Par Feuilles_d_Acanthe
Et puis il y a l'infirmier qui te dit "aujourd'hui elle va beaucoup mieux". Lors de la fin de vie de mon père, il y a deux ans, je me suis laissée surprendre par ces "mieux". La première fois je me suis dit "les médecins se seraient trompés, il ne va pas mourir ?" Mais non, ces crétins ne se trompent pas, ils oublient juste de te prévenir que la fin de vie ce n'est pas une descente linéaire, et qu'il y a, en effet, des périodes de "mieux", où la personne est soudainement plus réveillée, de nouveau présente au monde. C'est déconcertant, et stressant.

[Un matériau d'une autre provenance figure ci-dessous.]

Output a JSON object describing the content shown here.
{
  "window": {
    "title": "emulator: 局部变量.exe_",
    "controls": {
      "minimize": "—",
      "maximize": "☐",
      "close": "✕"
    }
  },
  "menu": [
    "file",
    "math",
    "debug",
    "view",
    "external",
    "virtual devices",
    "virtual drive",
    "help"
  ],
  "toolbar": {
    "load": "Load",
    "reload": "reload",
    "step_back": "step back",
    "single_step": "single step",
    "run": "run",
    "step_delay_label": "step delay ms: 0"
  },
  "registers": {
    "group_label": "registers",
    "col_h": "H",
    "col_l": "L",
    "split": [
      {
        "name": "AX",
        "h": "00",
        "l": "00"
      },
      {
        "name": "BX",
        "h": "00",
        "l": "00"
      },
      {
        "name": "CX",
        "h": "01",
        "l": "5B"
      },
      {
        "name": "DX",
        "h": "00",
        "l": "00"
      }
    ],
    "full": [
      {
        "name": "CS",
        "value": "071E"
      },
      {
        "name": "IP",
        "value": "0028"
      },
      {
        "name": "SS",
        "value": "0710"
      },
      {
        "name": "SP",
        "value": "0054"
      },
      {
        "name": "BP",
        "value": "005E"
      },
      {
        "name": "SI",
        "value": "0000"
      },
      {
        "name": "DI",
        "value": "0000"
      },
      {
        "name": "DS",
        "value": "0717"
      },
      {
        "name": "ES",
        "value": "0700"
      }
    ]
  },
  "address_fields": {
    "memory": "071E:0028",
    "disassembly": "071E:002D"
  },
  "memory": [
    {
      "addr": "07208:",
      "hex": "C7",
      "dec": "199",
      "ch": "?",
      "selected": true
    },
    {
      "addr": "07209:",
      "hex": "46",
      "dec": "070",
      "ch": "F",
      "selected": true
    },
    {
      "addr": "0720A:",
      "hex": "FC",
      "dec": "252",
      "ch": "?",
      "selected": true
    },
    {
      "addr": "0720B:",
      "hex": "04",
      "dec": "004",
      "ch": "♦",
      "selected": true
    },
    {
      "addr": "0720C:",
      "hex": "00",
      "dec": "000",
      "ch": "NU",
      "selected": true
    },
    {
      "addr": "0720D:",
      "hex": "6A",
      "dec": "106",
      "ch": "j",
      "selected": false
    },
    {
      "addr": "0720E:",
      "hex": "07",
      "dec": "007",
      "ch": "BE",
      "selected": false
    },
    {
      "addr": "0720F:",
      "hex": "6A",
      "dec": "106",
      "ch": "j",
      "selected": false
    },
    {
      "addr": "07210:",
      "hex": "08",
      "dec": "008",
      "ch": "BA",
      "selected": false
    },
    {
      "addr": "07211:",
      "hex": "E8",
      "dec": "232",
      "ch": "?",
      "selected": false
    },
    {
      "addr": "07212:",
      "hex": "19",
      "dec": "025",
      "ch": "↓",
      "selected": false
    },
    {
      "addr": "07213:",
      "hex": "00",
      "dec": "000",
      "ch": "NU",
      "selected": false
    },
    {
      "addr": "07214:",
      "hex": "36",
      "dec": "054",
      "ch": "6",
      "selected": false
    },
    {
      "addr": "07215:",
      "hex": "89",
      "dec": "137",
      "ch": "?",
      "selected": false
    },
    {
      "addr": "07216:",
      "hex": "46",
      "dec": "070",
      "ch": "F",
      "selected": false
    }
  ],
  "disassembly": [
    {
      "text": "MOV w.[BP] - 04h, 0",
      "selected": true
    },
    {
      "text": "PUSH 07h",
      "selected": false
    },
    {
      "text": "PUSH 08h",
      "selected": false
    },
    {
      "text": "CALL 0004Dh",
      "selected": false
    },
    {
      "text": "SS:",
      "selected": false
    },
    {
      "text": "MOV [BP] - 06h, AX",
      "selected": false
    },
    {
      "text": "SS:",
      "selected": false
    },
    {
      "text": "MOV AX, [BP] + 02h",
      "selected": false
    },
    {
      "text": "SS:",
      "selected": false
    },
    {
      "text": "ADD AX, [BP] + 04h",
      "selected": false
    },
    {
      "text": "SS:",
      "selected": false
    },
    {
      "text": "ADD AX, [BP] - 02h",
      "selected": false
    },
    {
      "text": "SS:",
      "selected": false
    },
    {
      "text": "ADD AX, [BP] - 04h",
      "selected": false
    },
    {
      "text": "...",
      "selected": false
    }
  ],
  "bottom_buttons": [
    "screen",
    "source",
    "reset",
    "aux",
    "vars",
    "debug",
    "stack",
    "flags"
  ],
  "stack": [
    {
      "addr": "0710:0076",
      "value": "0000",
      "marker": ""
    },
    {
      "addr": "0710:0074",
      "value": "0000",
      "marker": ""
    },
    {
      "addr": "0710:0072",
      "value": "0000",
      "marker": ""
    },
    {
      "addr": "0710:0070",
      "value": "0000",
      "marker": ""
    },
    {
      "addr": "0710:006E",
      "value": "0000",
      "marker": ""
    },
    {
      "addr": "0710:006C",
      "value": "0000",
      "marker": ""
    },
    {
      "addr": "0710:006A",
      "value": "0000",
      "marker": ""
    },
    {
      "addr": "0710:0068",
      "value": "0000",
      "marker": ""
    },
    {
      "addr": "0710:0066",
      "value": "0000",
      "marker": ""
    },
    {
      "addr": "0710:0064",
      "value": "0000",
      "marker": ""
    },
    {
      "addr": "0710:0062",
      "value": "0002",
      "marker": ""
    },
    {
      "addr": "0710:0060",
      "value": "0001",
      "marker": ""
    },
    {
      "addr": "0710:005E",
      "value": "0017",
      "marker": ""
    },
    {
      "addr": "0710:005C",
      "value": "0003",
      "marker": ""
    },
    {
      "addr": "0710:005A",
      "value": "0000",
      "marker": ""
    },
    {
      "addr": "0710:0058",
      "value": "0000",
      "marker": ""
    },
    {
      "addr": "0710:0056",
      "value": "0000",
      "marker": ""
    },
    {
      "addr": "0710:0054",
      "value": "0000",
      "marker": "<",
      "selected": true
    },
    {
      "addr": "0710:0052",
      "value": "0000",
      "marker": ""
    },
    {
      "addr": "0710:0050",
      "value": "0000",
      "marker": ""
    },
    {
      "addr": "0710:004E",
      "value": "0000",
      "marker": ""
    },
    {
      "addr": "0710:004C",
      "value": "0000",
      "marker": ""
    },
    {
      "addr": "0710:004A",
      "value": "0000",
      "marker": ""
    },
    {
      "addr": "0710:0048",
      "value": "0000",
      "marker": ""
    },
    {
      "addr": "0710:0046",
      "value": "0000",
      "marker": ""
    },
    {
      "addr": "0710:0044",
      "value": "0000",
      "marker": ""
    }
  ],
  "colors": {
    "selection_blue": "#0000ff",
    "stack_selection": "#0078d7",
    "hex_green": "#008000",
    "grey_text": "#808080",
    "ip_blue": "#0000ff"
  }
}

Dans ces conditions, que répondre à ma soeur qui m'appelle : "comment va maman ?". Comment dire l'indicible de la fin de vie ?
Et puis l'envie de l'envoyer balader, c'est bien temps de poser la question quand on a coupé les ponts depuis si longtemps, l'envie de lui dire "mais bon sang va la voir une dernière fois ta mère tu lui dois bien ça !", et puis aussi "tu me dois bien ça aussi, moi qui me suis occupée de tes parents ces dernières années, qui ai porté seule ces fins de vie douloureuses, va regarder un peu ce que j'ai vécu depuis cinq ans !". Mais non, lui répondre calmement que ma mère est sous oxygène, qu'elle a cessé de s'alimenter, que le médecin a prescrit ce qu'il fallait pour le cas où elle souffrirait...
Cette fin de vie, je ne m'y attendais pas, c'est brusque, j'ai du mal à réaliser. D'ailleurs quand l'ehpad m'a appelée en fin de semaine dernière je n'ai pas compris, et j'ai dû faire répéter l'infirmière, lorsqu'elle m'a rappelée lundi. Ca me tombe dessus, et toute la fatigue de ces cinq dernières années passées à accompagner mes parents aussi. Hier je n'ai pas pu prendre la voiture pour aller au bureau, je n'étais pas en état de conduire, j'ai appelé mes collègues pour les prévenir, j'ai bossé en télétravail, et puis j'ai posé deux jours de congés, aujourd'hui et demain - et ensuite je ne sais pas. Le médecin de ma mère m'a appelée hier, il m'a parlé de jours... Cette nuit j'ai dormi un peu plus longtemps et un peu mieux que ces derniers jours, tant mieux, il faut déjà prévoir l'organisation de la cérémonie à venir et le stress de celle-ci, et tenir le coup, physiquement.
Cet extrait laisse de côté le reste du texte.